Accès indirects à SAP : le Cigref s’insurge à son tour

La condamnation en Grande-Bretagne de la société Diageo, pour des accès indirects à SAP, continue à créer des remous en France. Le Cigref dénonce le flou dans lequel sont plongées les DSI.

L’affaire Diageo, du nom de ce groupe britannique spécialisé dans les boissons alcoolisées et poursuivi en justice par SAP, n’en finit pas de créer des remous. Après l’USF, le club des utilisateurs SAP francophones, c’est le Cigref qui s’empare de l’affaire. Le club, qui réunit les DSI des grandes entreprises et administrations françaises, rappelle à son tour son opposition à la façon dont le premier éditeur européen exploite la notion d’accès indirects. Et voit dans le récent arrêt de la justice britannique, qui a « suivi l’interprétation de SAP » sur ce terrain, un signal « particulièrement négatif et inquiétant » envoyé aux entreprises clientes de l’éditeur de Walldorf.

Rappelons que la notion très floue d’accès indirects, soit les frais de licences que l’Allemand réclame pour accéder aux données de ses systèmes au travers d’applications tierces (dans le cas de Diageo, deux applications bâties sur Salesforce), devient fréquemment un terrain d’affrontement entre les DSI et SAP, quand ce dernier mène des audits de licences. D’autant qu’il n’existe pas de définition contractuelle de ces accès indirects, SAP rechignant même à employer le terme.

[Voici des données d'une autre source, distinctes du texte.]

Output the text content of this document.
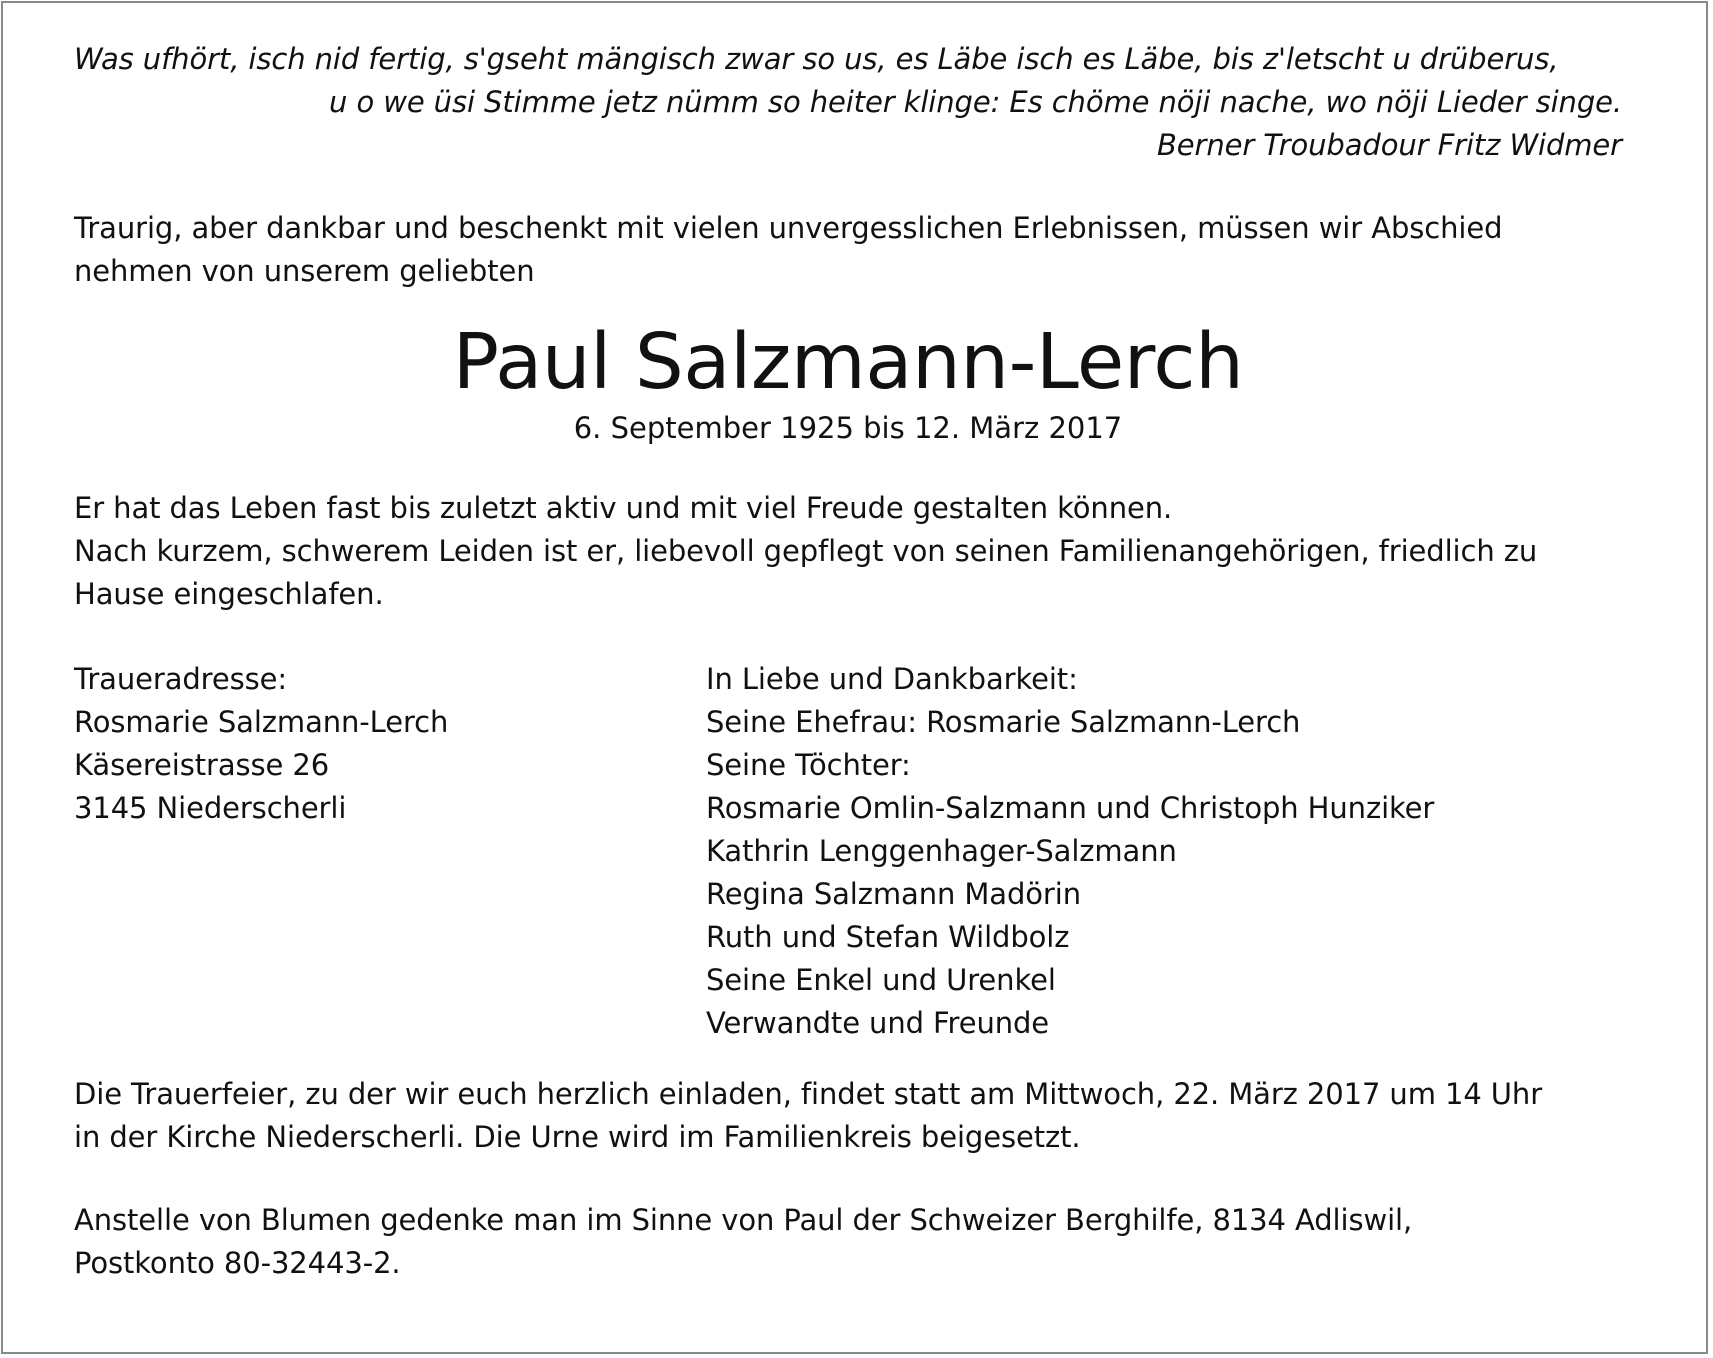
Was ufhört, isch nid fertig, s'gseht mängisch zwar so us, es Läbe isch es Läbe, bis z'letscht u drüberus,
u o we üsi Stimme jetz nümm so heiter klinge: Es chöme nöji nache, wo nöji Lieder singe.
Berner Troubadour Fritz Widmer
Traurig, aber dankbar und beschenkt mit vielen unvergesslichen Erlebnissen, müssen wir Abschied
nehmen von unserem geliebten
Paul Salzmann-Lerch
6. September 1925 bis 12. März 2017
Er hat das Leben fast bis zuletzt aktiv und mit viel Freude gestalten können.
Nach kurzem, schwerem Leiden ist er, liebevoll gepflegt von seinen Familienangehörigen, friedlich zu
Hause eingeschlafen.
Traueradresse:
Rosmarie Salzmann-Lerch
Käsereistrasse 26
3145 Niederscherli
In Liebe und Dankbarkeit:
Seine Ehefrau: Rosmarie Salzmann-Lerch
Seine Töchter:
Rosmarie Omlin-Salzmann und Christoph Hunziker
Kathrin Lenggenhager-Salzmann
Regina Salzmann Madörin
Ruth und Stefan Wildbolz
Seine Enkel und Urenkel
Verwandte und Freunde
Die Trauerfeier, zu der wir euch herzlich einladen, findet statt am Mittwoch, 22. März 2017 um 14 Uhr
in der Kirche Niederscherli. Die Urne wird im Familienkreis beigesetzt.
Anstelle von Blumen gedenke man im Sinne von Paul der Schweizer Berghilfe, 8134 Adliswil,
Postkonto 80-32443-2.
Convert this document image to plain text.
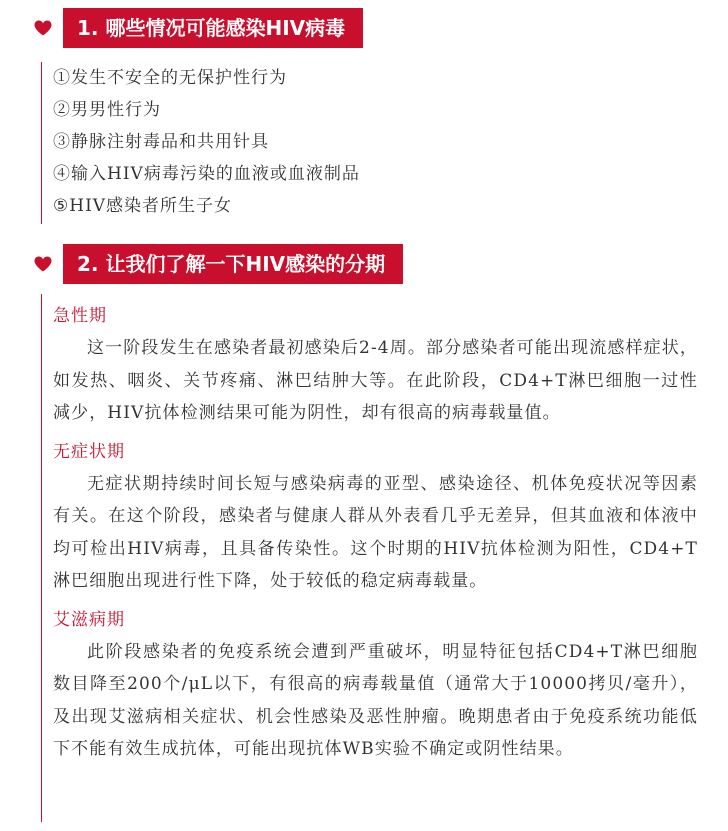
1. 哪些情况可能感染HIV病毒
①发生不安全的无保护性行为
②男男性行为
③静脉注射毒品和共用针具
④输入HIV病毒污染的血液或血液制品
⑤HIV感染者所生子女
2. 让我们了解一下HIV感染的分期
急性期
这一阶段发生在感染者最初感染后2-4周。部分感染者可能出现流感样症状，如发热、咽炎、关节疼痛、淋巴结肿大等。在此阶段，CD4+T淋巴细胞一过性减少，HIV抗体检测结果可能为阴性，却有很高的病毒载量值。
无症状期
无症状期持续时间长短与感染病毒的亚型、感染途径、机体免疫状况等因素有关。在这个阶段，感染者与健康人群从外表看几乎无差异，但其血液和体液中均可检出HIV病毒，且具备传染性。这个时期的HIV抗体检测为阳性，CD4+T淋巴细胞出现进行性下降，处于较低的稳定病毒载量。
艾滋病期
此阶段感染者的免疫系统会遭到严重破坏，明显特征包括CD4+T淋巴细胞数目降至200个/μL以下，有很高的病毒载量值（通常大于10000拷贝/毫升），及出现艾滋病相关症状、机会性感染及恶性肿瘤。晚期患者由于免疫系统功能低下不能有效生成抗体，可能出现抗体WB实验不确定或阴性结果。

Les données appartiennent aux entreprises

henry d'agrain
Henry d’Agrain

Dans son communiqué, le Cigref réclame justement une définition de la notion, « de façon claire et univoque, dans un cadre partenarial avec les utilisateurs ». Et de rappeler sa position de principe sur le fond du sujet : « Les données confiées aux systèmes SAP n’appartiennent pas à SAP mais aux entreprises, et ce qu’elles en font une fois que ces données en ont été extraites ne regarde qu’elles. » Une position alignée avec celle de l’USF et d’EuroCIO, l’association des DSI européens. Henry d’Agrain, le délégué général du Cigref, rappelle d’ailleurs que, dans le cas de Diageo, les données de SAP exploitées dans Salesforce sont extraites par une passerelle, fournie par l’Allemand et dûment déclarée. « A partir de là, l’entreprise devrait pouvoir faire ce qu’elle veut des données, faute de quoi on entre dans un modèle qui n’est pas soutenable pour les entreprises ».

Écarter la concurrence

Pour le club français, cette affaire Diageo, qui résulte, rappelons-le, bel et bien d’une plainte de l’éditeur contre son client, est à replacer dans le contexte de la « concurrence exacerbée » entre SAP et Salesforce. La notion d’accès indirects, parfois simplement brandie comme une épée de Damoclès, peut en effet permettre au premier éditeur européen de pousser ses solutions gravitant autour du cœur ERP aux dépens de celles de ses concurrents. « Lorsqu’un client SAP évalue un produit pour un besoin nouveau, il arrive que SAP indique au client qu’il se trouvera dans un cas d’usage indirect s’il ne choisit pas une solution SAP », indiquait ainsi l’USF dans une note de synthèse sur le sujet en octobre 2015.

Les tensions entre les grands éditeurs, tous cotés en bourse, et les entreprises sur les questions du licensing ne sont pas nouvelles. Mais la situation portant sur le cas spécifique de SAP s’est nettement dégradée depuis deux ans. Il y a 18 mois déjà, l’USF pointait les pratiques de l’éditeur en matière d’audit et les conséquences des accès indirects. Le club expliquait aussi que des clients de l’éditeur avaient choisi de se détourner de SAP pour leurs projets en matière d’objets connectés, en raison du risque pesant sur les accès indirects. Aujourd’hui, le Cigref avertit sans ambiguïté l’éditeur, en relevant « le développement de solutions en Open Source qui offrent, dès aujourd’hui, des alternatives permettant de s’affranchir du modèle de licensing imposé par SAP, ou de le cantonner à quelques fonctions critiques pour lesquelles SAP serait encore jugé plus pertinent ». Et ajoute que plusieurs de ses adhérents ont déjà entamé des réflexions en ce sens.